The instructions to inwardly curse when being approached for a conversation was most likely written in the lion's DNA and so when the owner of the parlour crossed to room to invite himself into the seat across him, Leroy was not in the most pleasant of moods. "Hey kid. I see you got the vanilla."

This was not enough to provoke a response from his tight-lipped customer, who simply nodded once.

"So... how's your cup? You like it?" His eyes went to Leroy's uniform and it resembling the kind that students from private boarding schools tended to wear egged him on. "Gonna tell your friends about it? We'll have three new flavours by next week, so. Promise you'll like 'em." As though having not enough unique flavours was the issue he had.

Fortunately for the owner, this did not sit well with Leroy and had, in fact, crossed the candle. "Why?"

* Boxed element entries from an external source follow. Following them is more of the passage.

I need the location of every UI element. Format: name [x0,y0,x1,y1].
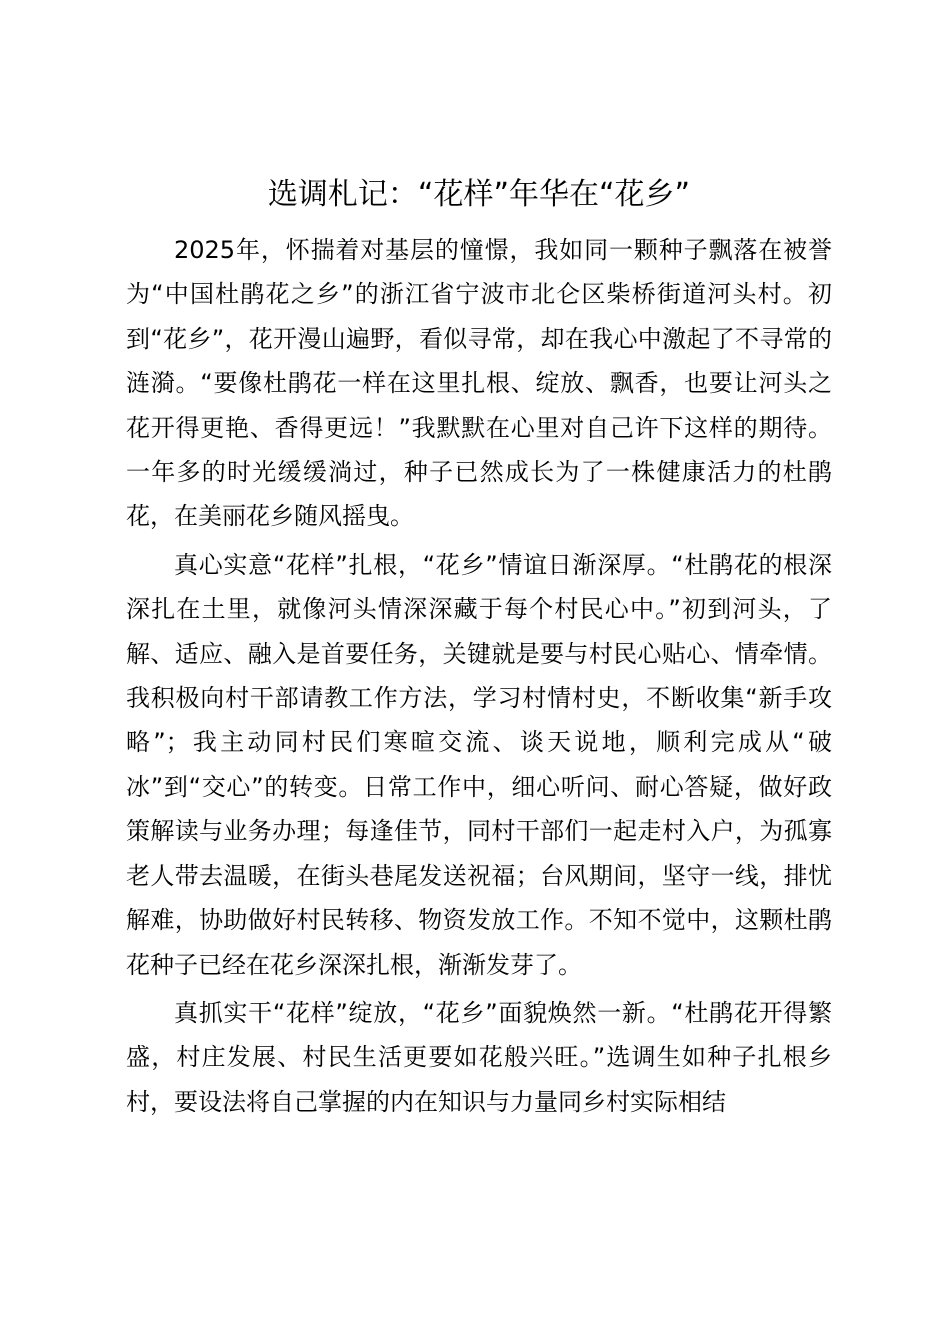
paragraph-rooting: 真心实意“花样”扎根，“花乡”情谊日渐深厚。“杜鹃花的根深深扎在土里，就像河头情深深藏于每个村民心中。”初到河头，了解、适应、融入是首要任务，关键就是要与村民心贴心、情牵情。我积极向村干部请教工作方法，学习村情村史，不断收集“新手攻略”；我主动同村民们寒暄交流、谈天说地，顺利完成从“破冰”到“交心”的转变。日常工作中，细心听问、耐心答疑，做好政策解读与业务办理；每逢佳节，同村干部们一起走村入户，为孤寡老人带去温暖，在街头巷尾发送祝福；台风期间，坚守一线，排忧解难，协助做好村民转移、物资发放工作。不知不觉中，这颗杜鹃花种子已经在花乡深深扎根，渐渐发芽了。 [126,550,832,979]
paragraph-intro: 2025年，怀揣着对基层的憧憬，我如同一颗种子飘落在被誉为“中国杜鹃花之乡”的浙江省宁波市北仑区柴桥街道河头村。初到“花乡”，花开漫山遍野，看似寻常，却在我心中激起了不寻常的涟漪。“要像杜鹃花一样在这里扎根、绽放、飘香，也要让河头之花开得更艳、香得更远！”我默默在心里对自己许下这样的期待。一年多的时光缓缓淌过，种子已然成长为了一株健康活力的杜鹃花，在美丽花乡随风摇曳。 [126,236,832,531]
document-page [126,172,832,1124]
document-title: 选调札记：“花样”年华在“花乡” [267,177,691,212]
paragraph-blooming: 真抓实干“花样”绽放，“花乡”面貌焕然一新。“杜鹃花开得繁盛，村庄发展、村民生活更要如花般兴旺。”选调生如种子扎根乡村，要设法将自己掌握的内在知识与力量同乡村实际相结 [126,998,832,1116]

The man across him seemed to register the sudden mood. His smile seemed to fade. "Why what?"

"Why new flavours?" He finished his cup, placing it aside and reaching for his own bottle of water. "Nail your originals."

The owner appeared mildly confused. "Our new flavours are the originals. It's gonna be what makes us unique."

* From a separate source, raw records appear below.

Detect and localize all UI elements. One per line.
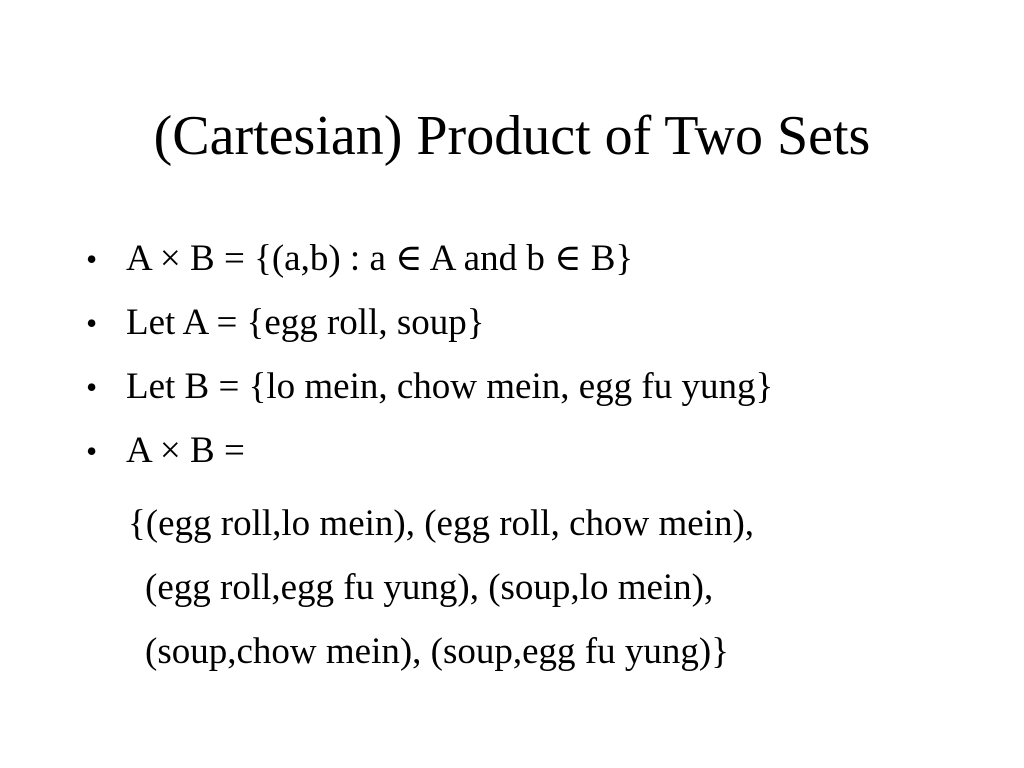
bullet-list bbox=[86, 230, 773, 486]
bullet-item-product bbox=[86, 422, 773, 486]
bullet-item-definition bbox=[86, 230, 773, 294]
product-result-line-2: (egg roll,egg fu yung), (soup,lo mein), bbox=[145, 567, 714, 608]
bullet-text: A × B = {(a,b) : a ∈ A and b ∈ B} bbox=[126, 238, 634, 279]
bullet-text: A × B = bbox=[126, 430, 245, 471]
bullet-icon: • bbox=[86, 241, 98, 277]
product-result-line-1: {(egg roll,lo mein), (egg roll, chow mein), bbox=[128, 503, 755, 544]
bullet-text: Let B = {lo mein, chow mein, egg fu yung} bbox=[126, 366, 774, 407]
product-result-line-3: (soup,chow mein), (soup,egg fu yung)} bbox=[145, 631, 729, 672]
bullet-icon: • bbox=[86, 433, 98, 469]
bullet-icon: • bbox=[86, 305, 98, 341]
bullet-item-set-a bbox=[86, 294, 773, 358]
bullet-text: Let A = {egg roll, soup} bbox=[126, 302, 485, 343]
slide-title: (Cartesian) Product of Two Sets bbox=[153, 105, 871, 167]
bullet-icon: • bbox=[86, 369, 98, 405]
bullet-item-set-b bbox=[86, 358, 773, 422]
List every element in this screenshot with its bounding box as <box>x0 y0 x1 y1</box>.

"That doesn't make any sense."

This seemed to irk the adult he was having a conversation with, and putting up walls of defense was always the next step for an offended ego. "We're still trying to find our originals. They should be our best-sellers, right? Like, our specialty. And you don't know this 'cuz you're still a kid, but sometimes it ain't that easy to set yourself apart in a world that's pretty much all the same. People copying one another. Trying to outdo others. To be 'original'. It ain't as easy as it sounds," he snorted. "Stuff like vanilla... it's too simple. Everyone has it."

Leroy did not usually have in him the will to argue or change the opinion of someone else he did not necessarily care about, let alone a stranger disrupting his peace and quiet. He found himself scoffing—presently ticked off and quite frankly, incensed by the man's arrogance.

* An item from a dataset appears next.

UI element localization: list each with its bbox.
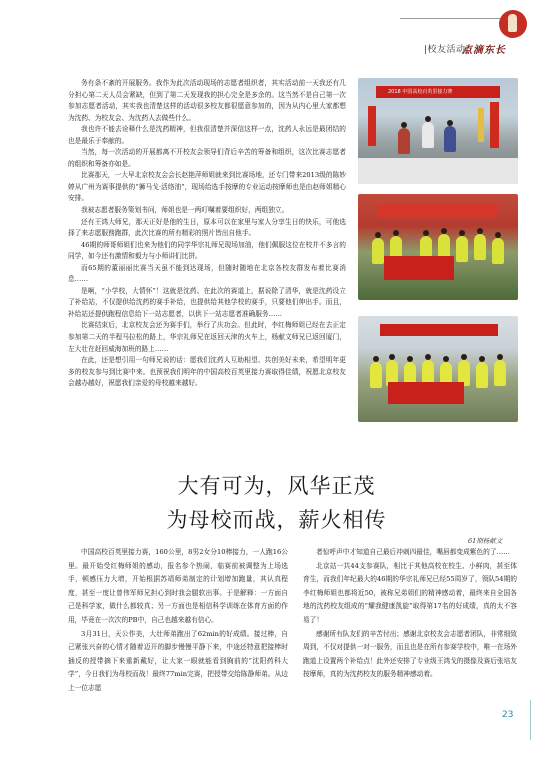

"The base of your ice cream. Did you even age it? There's a reason why she's having a hard time scooping it out of the tub. It's not smooth. No air bubbles. Chunks of ice crystals all because you're impatient. Either that or you're just lazy to make it the night before. You can tell from the texture that table sugar's in the recipe so it's obvious you're cutting cost or just buying from convenience. Try liquid sugars. The beans you use are probably the kind you find down the street in a grocery store. You need something at least full-bodied. If you can't afford grade A, go for lower grades but at least know where they come from. Bourbon vanilla is what you're looking at. Bean length also matters. And don't cheat just to get black specks in the ice cream. You probably threw the whole pod into the grinder or something. And using extract isn't a bad thing. Aroma is more important than taste in overall flavour, and extract gives that quick burst. But you wouldn't know.

"You think it's boring. Simple." He stood to leave. "He's not."


*


He was hired on the spot back then. Leroy had by the magic of his words seized the eager owner and woken him up from a dream, somehow seducing him into buying his help and then commissioning him to craft a recipe for the store at an unimpressive rate.

Leroy hadn't thought much of the pay. He couldn't have foreseen four months down the road, when the money seemed to matter the most with monthly bills hitting an all new high for Annie's medical needs.

Back then, it was having access to the machines and the ingredients and having his fix every week, testing, and trying things out for the perfect, complex cup of snow to enjoy after a tough day at school—distant and apart and not quite present despite being surrounded by people.


It was in that cup that he found company. 

And in that moment that he did not feel as though he was alone.